Encontrar un trabajo mientras estás cobrando el paro no significa necesariamente decir adiós a toda la prestación. Aunque la regla general establece que un empleo a jornada completa y el cobro del desempleo son incompatibles, existen diferentes situaciones en las que es posible mantener parte de la ayuda o conservar el derecho a recuperarla posteriormente. La normativa ha introducido además cambios importantes en los últimos años, especialmente con el Complemento de Apoyo al Empleo (CAE). Por eso, antes de rechazar un contrato por miedo a perder el paro, conviene comprobar qué ocurre exactamente con la prestación en función del tipo de empleo, su duración y la fecha en la que fue reconocida.
También puedes conocer cómo pedir el paro en el artículo enlazado. ¿Pierdes el paro? La primera diferencia importante está en la jornada laboral. Si encuentras un trabajo a tiempo completo, lo normal es que tengas que suspender el cobro del paro mientras dure el contrato. Pero eso no significa que pierdas necesariamente los días de paro que todavía tienes pendientes.

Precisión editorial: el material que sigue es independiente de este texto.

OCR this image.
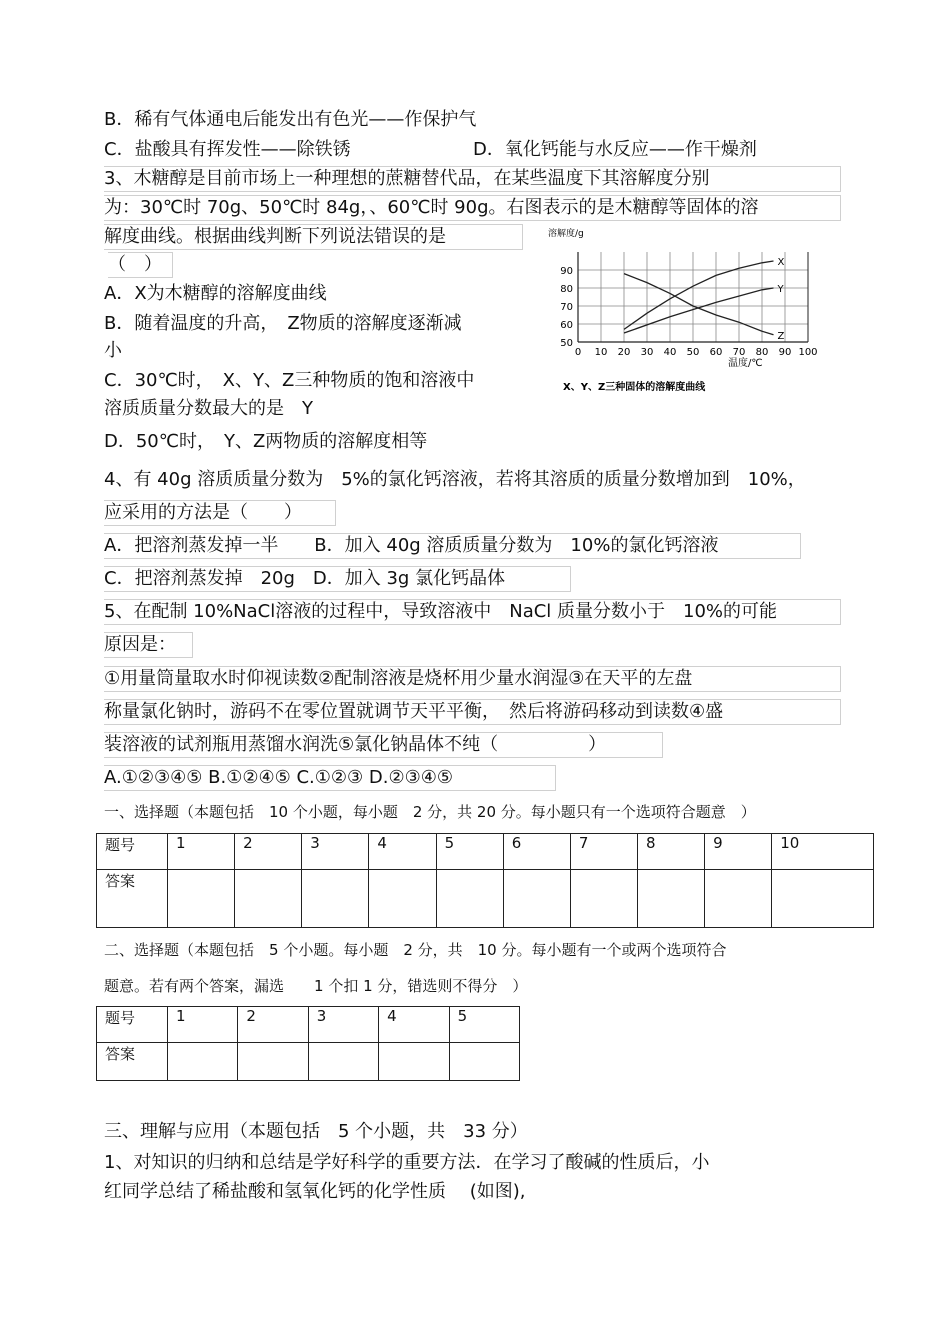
B．稀有气体通电后能发出有色光——作保护气
C．盐酸具有挥发性——除铁锈	D．氧化钙能与水反应——作干燥剂
3、木糖醇是目前市场上一种理想的蔗糖替代品，在某些温度下其溶解度分别
为：30℃时 70g、50℃时 84g，、60℃时 90g。右图表示的是木糖醇等固体的溶
解度曲线。根据曲线判断下列说法错误的是
（　）
A．X为木糖醇的溶解度曲线
B．随着温度的升高，　Z物质的溶解度逐渐减
小
C．30℃时，　X、Y、Z三种物质的饱和溶液中
溶质质量分数最大的是　Y
D．50℃时，　Y、Z两物质的溶解度相等
0 10 20 30 40 50 60 70 80 90 100
50
60
70
80
90
X
Y
Z
溶解度/g
温度/℃
X、Y、Z三种固体的溶解度曲线
4、有 40g 溶质质量分数为　5%的氯化钙溶液，若将其溶质的质量分数增加到　10%，
应采用的方法是（　　）
A．把溶剂蒸发掉一半　　B．加入 40g 溶质质量分数为　10%的氯化钙溶液
C．把溶剂蒸发掉　20g　D．加入 3g 氯化钙晶体
5、在配制 10%NaCl溶液的过程中，导致溶液中　NaCl 质量分数小于　10%的可能
原因是：
①用量筒量取水时仰视读数②配制溶液是烧杯用少量水润湿③在天平的左盘
称量氯化钠时，游码不在零位置就调节天平平衡，　然后将游码移动到读数④盛
装溶液的试剂瓶用蒸馏水润洗⑤氯化钠晶体不纯（　　　　　）
A.①②③④⑤ B.①②④⑤ C.①②③ D.②③④⑤
一、选择题（本题包括　10 个小题，每小题　2 分，共 20 分。每小题只有一个选项符合题意　）
题号	1	2	3	4	5	6	7	8	9	10
答案										
二、选择题（本题包括　5 个小题。每小题　2 分，共　10 分。每小题有一个或两个选项符合
题意。若有两个答案，漏选　　1 个扣 1 分，错选则不得分　）
题号	1	2	3	4	5
答案					
三、理解与应用（本题包括　5 个小题，共　33 分）
1、对知识的归纳和总结是学好科学的重要方法．在学习了酸碱的性质后，小
红同学总结了稀盐酸和氢氧化钙的化学性质　 (如图),
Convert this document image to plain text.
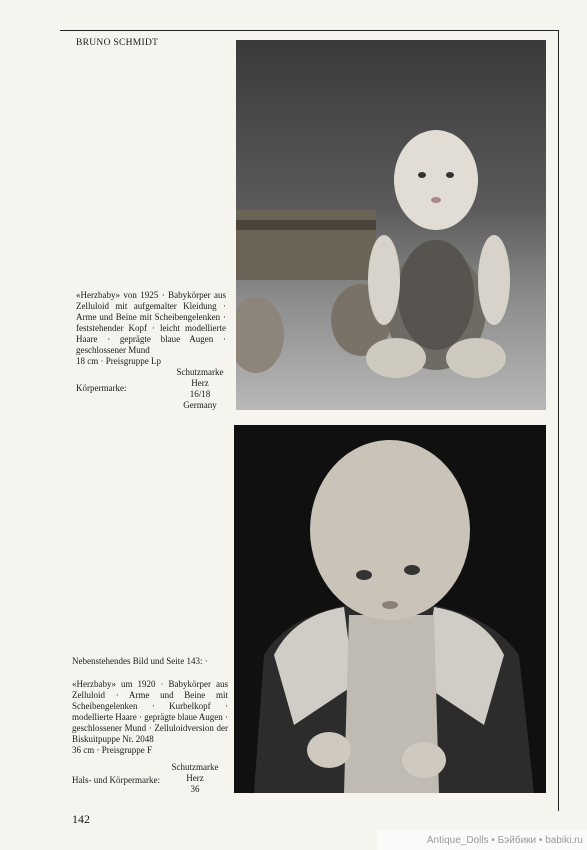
BRUNO SCHMIDT
«Herzbaby» von 1925 · Babykörper aus Zelluloid mit aufgemalter Kleidung · Arme und Beine mit Scheibengelenken · feststehender Kopf · leicht modellierte Haare · geprägte blaue Augen · geschlossener Mund
18 cm · Preisgruppe Lp
Körpermarke:
Schutzmarke
Herz
16/18
Germany
Nebenstehendes Bild und Seite 143: ·
«Herzbaby» um 1920 · Babykörper aus Zelluloid · Arme und Beine mit Scheibengelenken · Kurbelkopf · modellierte Haare · geprägte blaue Augen · geschlossener Mund · Zelluloidversion der Biskuitpuppe Nr. 2048
36 cm · Preisgruppe F
Hals- und Körpermarke:
Schutzmarke
Herz
36
142
Antique_Dolls • Бэйбики • babiki.ru
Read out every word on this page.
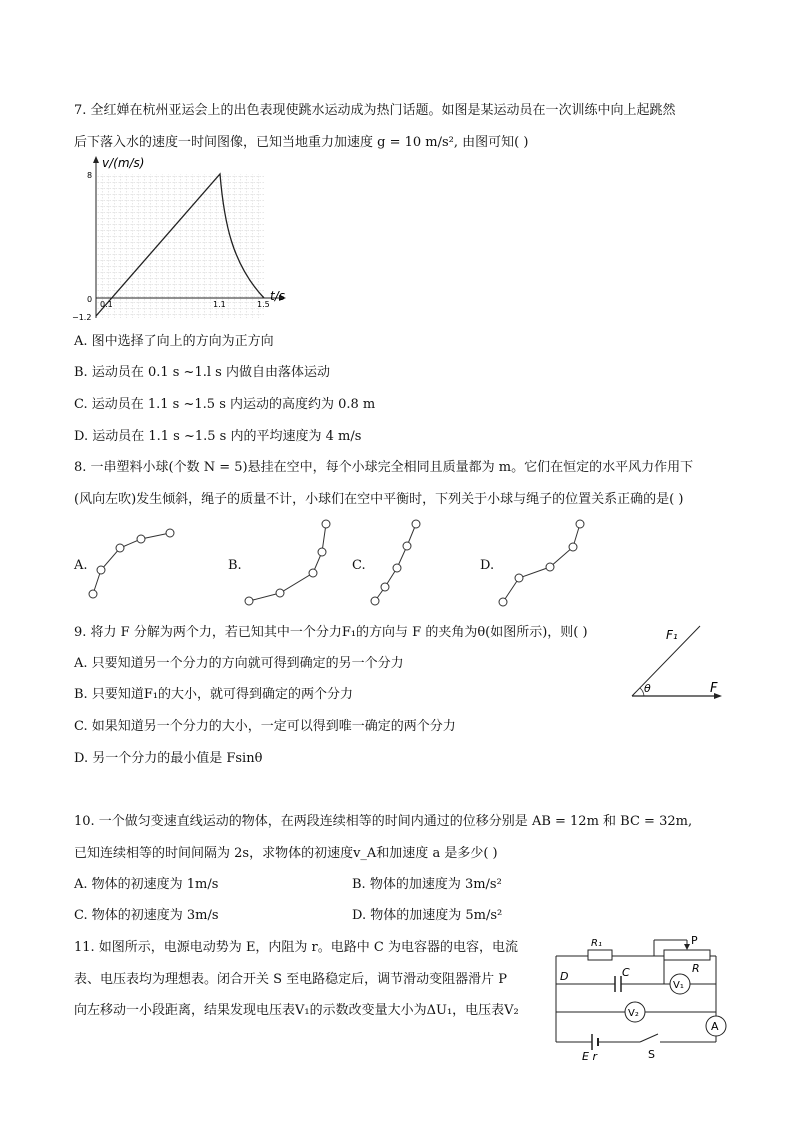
7. 全红婵在杭州亚运会上的出色表现使跳水运动成为热门话题。如图是某运动员在一次训练中向上起跳然
后下落入水的速度一时间图像，已知当地重力加速度 g = 10 m/s², 由图可知( )
v/(m/s)
t/s
8
0
−1.2
0.1	1.1	1.5
A. 图中选择了向上的方向为正方向
B. 运动员在 0.1 s ~1.l s 内做自由落体运动
C. 运动员在 1.1 s ~1.5 s 内运动的高度约为 0.8 m
D. 运动员在 1.1 s ~1.5 s 内的平均速度为 4 m/s
8. 一串塑料小球(个数 N = 5)悬挂在空中，每个小球完全相同且质量都为 m。它们在恒定的水平风力作用下
(风向左吹)发生倾斜，绳子的质量不计，小球们在空中平衡时，下列关于小球与绳子的位置关系正确的是( )
A.	B.	C.	D.
9. 将力 F 分解为两个力，若已知其中一个分力F₁的方向与 F 的夹角为θ(如图所示)，则( )
A. 只要知道另一个分力的方向就可得到确定的另一个分力
B. 只要知道F₁的大小，就可得到确定的两个分力
C. 如果知道另一个分力的大小，一定可以得到唯一确定的两个分力
D. 另一个分力的最小值是 Fsinθ
F₁
F
θ
10. 一个做匀变速直线运动的物体，在两段连续相等的时间内通过的位移分别是 AB = 12m 和 BC = 32m,
已知连续相等的时间间隔为 2s，求物体的初速度v_A和加速度 a 是多少( )
A. 物体的初速度为 1m/s	B. 物体的加速度为 3m/s²
C. 物体的初速度为 3m/s	D. 物体的加速度为 5m/s²
11. 如图所示，电源电动势为 E，内阻为 r。电路中 C 为电容器的电容，电流
表、电压表均为理想表。闭合开关 S 至电路稳定后，调节滑动变阻器滑片 P
向左移动一小段距离，结果发现电压表V₁的示数改变量大小为ΔU₁，电压表V₂
P
R₁
R
V₁
D	C
V₂
A
E r	S
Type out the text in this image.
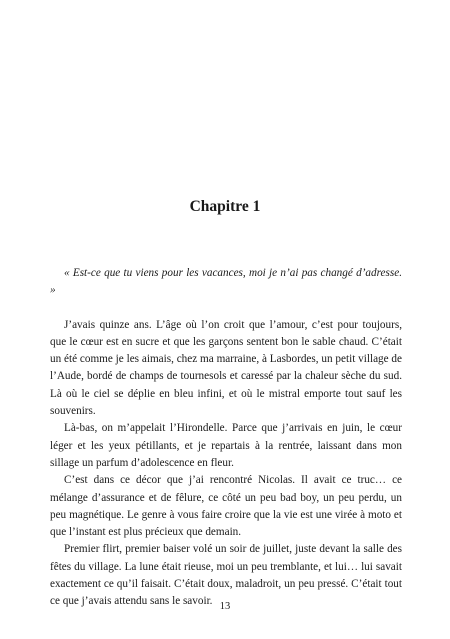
Chapitre 1

« Est-ce que tu viens pour les vacances, moi je n’ai pas changé d’adresse. »

J’avais quinze ans. L’âge où l’on croit que l’amour, c’est pour toujours, que le cœur est en sucre et que les garçons sentent bon le sable chaud. C’était un été comme je les aimais, chez ma marraine, à Lasbordes, un petit village de l’Aude, bordé de champs de tournesols et caressé par la chaleur sèche du sud. Là où le ciel se déplie en bleu infini, et où le mistral emporte tout sauf les souvenirs.

Là-bas, on m’appelait l’Hirondelle. Parce que j’arrivais en juin, le cœur léger et les yeux pétillants, et je repartais à la rentrée, laissant dans mon sillage un parfum d’adolescence en fleur.

C’est dans ce décor que j’ai rencontré Nicolas. Il avait ce truc… ce mélange d’assurance et de fêlure, ce côté un peu bad boy, un peu perdu, un peu magnétique. Le genre à vous faire croire que la vie est une virée à moto et que l’instant est plus précieux que demain.

Premier flirt, premier baiser volé un soir de juillet, juste devant la salle des fêtes du village. La lune était rieuse, moi un peu tremblante, et lui… lui savait exactement ce qu’il faisait. C’était doux, maladroit, un peu pressé. C’était tout ce que j’avais attendu sans le savoir. 13
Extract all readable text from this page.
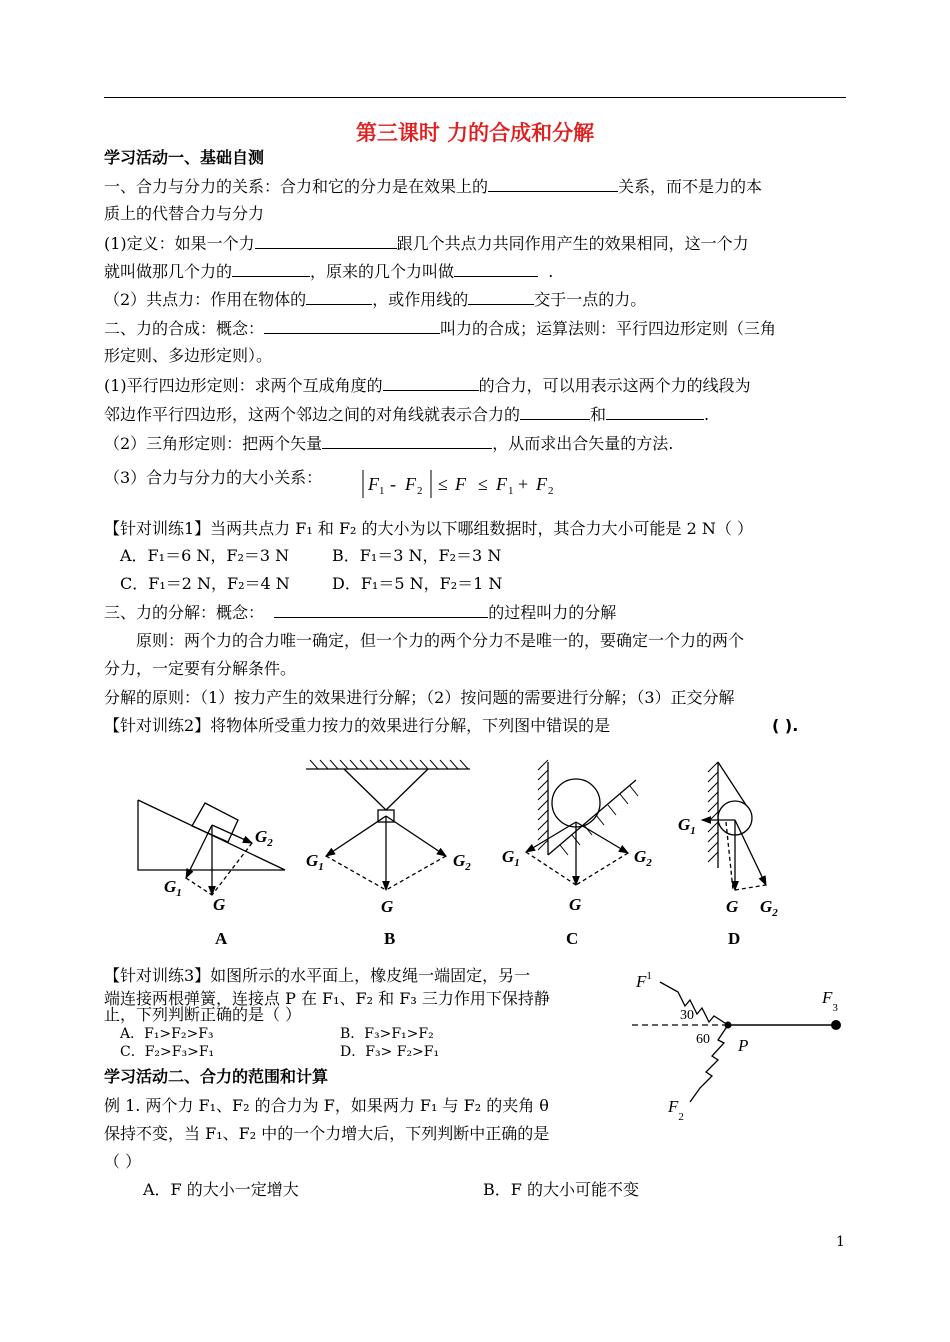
第三课时 力的合成和分解
学习活动一、基础自测
一、合力与分力的关系：合力和它的分力是在效果上的	关系，而不是力的本
质上的代替合力与分力
(1)定义：如果一个力	跟几个共点力共同作用产生的效果相同，这一个力
就叫做那几个力的	，原来的几个力叫做	.
（2）共点力：作用在物体的	，或作用线的	交于一点的力。
二、力的合成：概念：	叫力的合成；运算法则：平行四边形定则（三角
形定则、多边形定则）。
(1)平行四边形定则：求两个互成角度的	的合力，可以用表示这两个力的线段为
邻边作平行四边形，这两个邻边之间的对角线就表示合力的	和	.
（2）三角形定则：把两个矢量	，从而求出合矢量的方法.
（3）合力与分力的大小关系：	F 1 - F 2 ≤ F ≤ F 1 + F 2
【针对训练1】当两共点力 F₁ 和 F₂ 的大小为以下哪组数据时，其合力大小可能是 2 N（ ）
A．F₁＝6 N，F₂＝3 N	B．F₁＝3 N，F₂＝3 N
C．F₁＝2 N，F₂＝4 N	D．F₁＝5 N，F₂＝1 N
三、力的分解：概念：	的过程叫力的分解
原则：两个力的合力唯一确定，但一个力的两个分力不是唯一的，要确定一个力的两个
分力，一定要有分解条件。
分解的原则：（1）按力产生的效果进行分解；（2）按问题的需要进行分解；（3）正交分解
【针对训练2】将物体所受重力按力的效果进行分解，下列图中错误的是	( ).
$G_2$
$G_1$
G
$G_1$	$G_2$
G
$G_1$	$G_2$
G
$G_1$
G $G_2$
A	B	C	D
【针对训练3】如图所示的水平面上，橡皮绳一端固定，另一
端连接两根弹簧，连接点 P 在 F₁、F₂ 和 F₃ 三力作用下保持静
止，下列判断正确的是（ ）
A．F₁>F₂>F₃	B．F₃>F₁>F₂
C．F₂>F₃>F₁	D．F₃> F₂>F₁
$F^1$
$F_3$
$F_2$
P
30
60
学习活动二、合力的范围和计算
例 1. 两个力 F₁、F₂ 的合力为 F，如果两力 F₁ 与 F₂ 的夹角 θ
保持不变，当 F₁、F₂ 中的一个力增大后，下列判断中正确的是
（ ）
A．F 的大小一定增大	B．F 的大小可能不变
1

Si el contrato dura menos de 360 días, puedes solicitar posteriormente la reanudación de la prestación que habías dejado en suspenso, siempre que cumplas las condiciones correspondientes. De esta manera, el tiempo trabajado no elimina automáticamente el derecho generado anteriormente. La situación cambia si trabajas durante 360 días o más y generas una nueva prestación contributiva. En determinadas circunstancias podrás elegir entre recuperar la prestación anterior o utilizar la nueva generada con las últimas cotizaciones.
Es el denominado derecho de opción. Aquí es importante no fijarse únicamente en cuánto dinero se cobraría cada mes. También hay que comparar la duración de ambas prestaciones, porque una ayuda con una cuantía mensual superior no tiene por qué ser la alternativa económicamente más favorable a largo plazo. Complemento de Apoyo al Empleo Existe además una posibilidad que afecta especialmente a quienes tienen una prestación contributiva de larga duración.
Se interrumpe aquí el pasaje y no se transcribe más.